Project

General

Profile

Bug #9369

init: ceph-osd (...) main process (...) killed by ABRT signal

Added by Jamin Collins over 9 years ago. Updated over 9 years ago.

Status:
Can't reproduce
Priority:
Normal
Assignee:
-
Category:
OSD
Target version:
-
% Done:

0%

Source:
Community (user)
Tags:
Backport:
Regression:
No
Severity:
3 - minor
Reviewed:
Affected Versions:
ceph-qa-suite:
Pull request ID:
Crash signature (v1):
Crash signature (v2):

Description

All storage nodes are running the same (firefly) version:
$ ceph --version
ceph version 0.80.5 (38b73c67d375a2552d8ed67843c8a65c2c0feba6)

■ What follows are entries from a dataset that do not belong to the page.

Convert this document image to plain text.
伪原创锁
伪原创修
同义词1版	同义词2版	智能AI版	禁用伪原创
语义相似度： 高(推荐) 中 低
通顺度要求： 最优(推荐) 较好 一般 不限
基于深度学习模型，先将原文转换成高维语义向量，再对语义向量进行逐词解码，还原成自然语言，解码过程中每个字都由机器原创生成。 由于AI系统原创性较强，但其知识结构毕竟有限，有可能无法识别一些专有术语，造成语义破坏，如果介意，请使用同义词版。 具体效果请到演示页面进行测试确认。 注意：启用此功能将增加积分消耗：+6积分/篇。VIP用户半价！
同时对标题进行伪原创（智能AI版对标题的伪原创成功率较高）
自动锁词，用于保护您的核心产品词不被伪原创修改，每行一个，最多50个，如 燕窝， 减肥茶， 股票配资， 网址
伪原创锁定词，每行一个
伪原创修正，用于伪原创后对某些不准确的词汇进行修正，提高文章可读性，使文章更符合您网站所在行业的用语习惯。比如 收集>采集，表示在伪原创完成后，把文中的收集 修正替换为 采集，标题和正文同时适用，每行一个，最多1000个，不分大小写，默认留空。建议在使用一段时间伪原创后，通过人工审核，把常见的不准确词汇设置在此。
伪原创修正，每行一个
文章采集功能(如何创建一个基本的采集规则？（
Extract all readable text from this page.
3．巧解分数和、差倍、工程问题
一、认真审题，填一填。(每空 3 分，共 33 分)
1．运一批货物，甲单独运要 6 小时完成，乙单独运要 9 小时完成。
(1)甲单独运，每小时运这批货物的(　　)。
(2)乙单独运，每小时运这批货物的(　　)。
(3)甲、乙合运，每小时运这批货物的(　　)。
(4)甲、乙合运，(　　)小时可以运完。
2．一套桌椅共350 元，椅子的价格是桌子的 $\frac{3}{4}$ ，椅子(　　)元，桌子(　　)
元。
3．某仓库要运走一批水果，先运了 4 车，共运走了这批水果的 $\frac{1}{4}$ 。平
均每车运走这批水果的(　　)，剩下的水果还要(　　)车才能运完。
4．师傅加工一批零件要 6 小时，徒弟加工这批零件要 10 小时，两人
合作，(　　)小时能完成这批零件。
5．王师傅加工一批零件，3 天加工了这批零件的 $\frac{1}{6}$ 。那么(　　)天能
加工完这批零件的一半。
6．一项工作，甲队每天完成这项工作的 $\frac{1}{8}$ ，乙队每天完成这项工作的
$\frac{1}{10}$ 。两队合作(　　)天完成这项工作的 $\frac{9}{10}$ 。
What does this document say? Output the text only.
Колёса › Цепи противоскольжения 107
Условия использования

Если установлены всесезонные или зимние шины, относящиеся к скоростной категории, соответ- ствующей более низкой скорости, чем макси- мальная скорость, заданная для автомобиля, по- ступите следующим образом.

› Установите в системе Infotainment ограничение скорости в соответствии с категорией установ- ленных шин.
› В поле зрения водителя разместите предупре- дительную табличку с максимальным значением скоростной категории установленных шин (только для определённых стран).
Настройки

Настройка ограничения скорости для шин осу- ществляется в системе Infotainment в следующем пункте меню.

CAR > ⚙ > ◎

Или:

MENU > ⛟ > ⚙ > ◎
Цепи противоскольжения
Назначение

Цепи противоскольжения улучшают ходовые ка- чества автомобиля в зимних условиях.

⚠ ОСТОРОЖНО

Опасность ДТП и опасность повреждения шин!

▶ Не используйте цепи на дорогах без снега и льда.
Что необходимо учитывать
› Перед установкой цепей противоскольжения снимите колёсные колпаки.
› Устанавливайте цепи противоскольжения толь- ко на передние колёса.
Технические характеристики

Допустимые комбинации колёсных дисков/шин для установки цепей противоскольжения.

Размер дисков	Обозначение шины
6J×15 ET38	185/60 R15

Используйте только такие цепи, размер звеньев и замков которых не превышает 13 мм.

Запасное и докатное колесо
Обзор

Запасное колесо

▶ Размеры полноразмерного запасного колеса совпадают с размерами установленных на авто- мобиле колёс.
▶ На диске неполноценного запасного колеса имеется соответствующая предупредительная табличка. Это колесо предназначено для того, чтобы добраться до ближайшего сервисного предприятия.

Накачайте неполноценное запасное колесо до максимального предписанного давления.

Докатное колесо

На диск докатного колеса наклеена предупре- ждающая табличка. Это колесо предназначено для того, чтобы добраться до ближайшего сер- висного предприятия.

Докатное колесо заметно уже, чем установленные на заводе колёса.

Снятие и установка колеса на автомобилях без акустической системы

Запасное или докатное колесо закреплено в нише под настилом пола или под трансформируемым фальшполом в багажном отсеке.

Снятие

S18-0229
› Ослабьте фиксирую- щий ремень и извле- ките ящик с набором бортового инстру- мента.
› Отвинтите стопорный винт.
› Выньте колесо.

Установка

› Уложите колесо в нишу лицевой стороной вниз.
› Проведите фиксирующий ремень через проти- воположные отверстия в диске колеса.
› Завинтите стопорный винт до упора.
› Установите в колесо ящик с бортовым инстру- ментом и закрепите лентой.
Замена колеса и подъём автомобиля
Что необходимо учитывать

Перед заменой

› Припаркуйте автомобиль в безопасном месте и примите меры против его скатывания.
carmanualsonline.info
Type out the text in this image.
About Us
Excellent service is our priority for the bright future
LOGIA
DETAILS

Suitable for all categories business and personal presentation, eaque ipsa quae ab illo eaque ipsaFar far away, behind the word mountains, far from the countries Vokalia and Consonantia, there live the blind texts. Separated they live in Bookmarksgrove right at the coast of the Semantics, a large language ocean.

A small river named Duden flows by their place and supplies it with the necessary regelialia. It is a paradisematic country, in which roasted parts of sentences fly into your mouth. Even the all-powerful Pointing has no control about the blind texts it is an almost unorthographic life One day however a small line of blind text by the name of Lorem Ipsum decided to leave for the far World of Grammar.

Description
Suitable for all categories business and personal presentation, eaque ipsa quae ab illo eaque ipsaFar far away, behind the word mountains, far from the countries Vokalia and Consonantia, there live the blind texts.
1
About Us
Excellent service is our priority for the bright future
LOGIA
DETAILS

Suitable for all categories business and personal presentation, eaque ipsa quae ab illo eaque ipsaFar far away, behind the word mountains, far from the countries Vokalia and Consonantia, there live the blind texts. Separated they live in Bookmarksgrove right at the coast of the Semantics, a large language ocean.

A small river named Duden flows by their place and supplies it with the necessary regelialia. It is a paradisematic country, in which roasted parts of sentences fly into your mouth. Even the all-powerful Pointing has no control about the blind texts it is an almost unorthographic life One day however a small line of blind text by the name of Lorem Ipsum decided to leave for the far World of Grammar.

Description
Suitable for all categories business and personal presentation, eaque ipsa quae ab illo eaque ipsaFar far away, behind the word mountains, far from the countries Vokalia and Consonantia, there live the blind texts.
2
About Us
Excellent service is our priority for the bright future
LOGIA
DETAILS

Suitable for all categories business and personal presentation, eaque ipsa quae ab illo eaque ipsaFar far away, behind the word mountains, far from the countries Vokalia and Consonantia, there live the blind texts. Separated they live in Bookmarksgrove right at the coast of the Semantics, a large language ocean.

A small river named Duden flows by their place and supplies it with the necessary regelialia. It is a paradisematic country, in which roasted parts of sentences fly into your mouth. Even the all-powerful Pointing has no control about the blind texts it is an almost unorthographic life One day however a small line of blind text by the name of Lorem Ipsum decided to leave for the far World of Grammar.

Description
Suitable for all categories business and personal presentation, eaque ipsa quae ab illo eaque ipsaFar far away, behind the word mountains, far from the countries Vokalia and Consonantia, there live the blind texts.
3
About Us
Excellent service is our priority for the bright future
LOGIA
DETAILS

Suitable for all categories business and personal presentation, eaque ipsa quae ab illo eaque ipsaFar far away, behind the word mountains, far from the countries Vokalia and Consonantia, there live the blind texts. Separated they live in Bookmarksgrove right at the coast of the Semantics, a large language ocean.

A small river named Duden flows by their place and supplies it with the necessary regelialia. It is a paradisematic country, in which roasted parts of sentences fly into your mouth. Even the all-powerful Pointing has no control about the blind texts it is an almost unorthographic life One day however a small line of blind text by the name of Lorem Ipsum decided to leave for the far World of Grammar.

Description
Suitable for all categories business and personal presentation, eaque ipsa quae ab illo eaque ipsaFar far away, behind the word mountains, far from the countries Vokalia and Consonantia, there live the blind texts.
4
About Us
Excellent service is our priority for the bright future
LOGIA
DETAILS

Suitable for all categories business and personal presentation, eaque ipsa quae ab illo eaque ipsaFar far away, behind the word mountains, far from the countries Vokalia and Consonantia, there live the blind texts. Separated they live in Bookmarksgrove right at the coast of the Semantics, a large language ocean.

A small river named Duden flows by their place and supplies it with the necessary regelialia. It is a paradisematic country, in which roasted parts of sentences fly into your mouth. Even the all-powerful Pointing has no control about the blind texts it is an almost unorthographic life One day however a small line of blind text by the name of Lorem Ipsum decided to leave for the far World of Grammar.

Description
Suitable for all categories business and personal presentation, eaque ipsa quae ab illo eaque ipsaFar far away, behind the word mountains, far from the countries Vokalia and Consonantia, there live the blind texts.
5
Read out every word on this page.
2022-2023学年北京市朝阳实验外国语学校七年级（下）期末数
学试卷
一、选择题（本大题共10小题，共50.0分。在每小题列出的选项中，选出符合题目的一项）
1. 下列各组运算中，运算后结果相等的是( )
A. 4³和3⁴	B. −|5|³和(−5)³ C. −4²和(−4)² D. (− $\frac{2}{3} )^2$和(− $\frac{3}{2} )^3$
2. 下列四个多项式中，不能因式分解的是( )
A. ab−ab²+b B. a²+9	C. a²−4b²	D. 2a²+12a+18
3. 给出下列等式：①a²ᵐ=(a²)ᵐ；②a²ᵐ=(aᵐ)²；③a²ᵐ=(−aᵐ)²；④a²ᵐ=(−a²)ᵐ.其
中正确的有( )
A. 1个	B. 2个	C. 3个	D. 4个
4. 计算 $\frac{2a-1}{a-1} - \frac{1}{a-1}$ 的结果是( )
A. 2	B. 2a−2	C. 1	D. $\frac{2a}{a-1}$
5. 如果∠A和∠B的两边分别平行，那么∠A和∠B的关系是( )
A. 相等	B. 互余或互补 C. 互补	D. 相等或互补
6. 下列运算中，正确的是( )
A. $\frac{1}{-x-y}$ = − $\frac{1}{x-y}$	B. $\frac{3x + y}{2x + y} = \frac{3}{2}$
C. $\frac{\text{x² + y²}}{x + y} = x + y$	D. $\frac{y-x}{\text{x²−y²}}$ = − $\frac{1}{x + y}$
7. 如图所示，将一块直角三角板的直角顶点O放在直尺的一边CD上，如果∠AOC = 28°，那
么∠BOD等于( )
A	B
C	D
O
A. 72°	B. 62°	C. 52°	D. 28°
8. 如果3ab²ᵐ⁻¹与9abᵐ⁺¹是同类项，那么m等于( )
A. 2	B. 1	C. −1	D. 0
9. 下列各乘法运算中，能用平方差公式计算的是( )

My cluster was originally setup with two storage nodes with "min_size" set to 1 and "size" set to 2 for each of the pools. The monitor node for the cluster runs on the more power of the storage nodes.

Recently, I added a third storage node by setting the "size" on the main pool to 3 and adding the additional OSDs.

While the cluster has been recovering, I've noticed that OSDs on all three nodes are fairly frequently being marked down and automatically coming back up. Checking dmesg on each storage node shows messages like the following:

[108467.872884] init: ceph-osd (ceph/11) main process (5834) killed by ABRT signal
[108467.872900] init: ceph-osd (ceph/11) main process ended, respawning
[108469.984765] init: ceph-osd (ceph/10) main process (5904) killed by ABRT signal
[108469.984781] init: ceph-osd (ceph/10) main process ended, respawning
[108509.084961] init: ceph-osd (ceph/11) main process (6409) killed by ABRT signal
[108509.084979] init: ceph-osd (ceph/11) main process ended, respawning
[108528.288805] init: ceph-osd (ceph/10) main process (6481) killed by ABRT signal
[108528.288823] init: ceph-osd (ceph/10) main process ended, respawning
[108540.898544] init: ceph-osd (ceph/11) main process (7036) killed by ABRT signal
[108540.898561] init: ceph-osd (ceph/11) main process ended, respawning

This appears to also lead to rather rapid log file growth. In checking the log file this appeared to be of interest:

2014-09-06 01:45:37.721783 7ff524517700 -1 osd/PGLog.cc: In function 'void PGLog::merge_log(ObjectStore::Transaction&, pg_info_t&, pg_log_t&, pg_shard_t, pg_info_t&, PGLog::LogEntryHandler*, bool&, bool&)' thread 7ff524517700 time 2014-09-06 01:45:37.719467
osd/PGLog.cc: 512: FAILED assert(log.head >= olog.tail && olog.head >= log.tail)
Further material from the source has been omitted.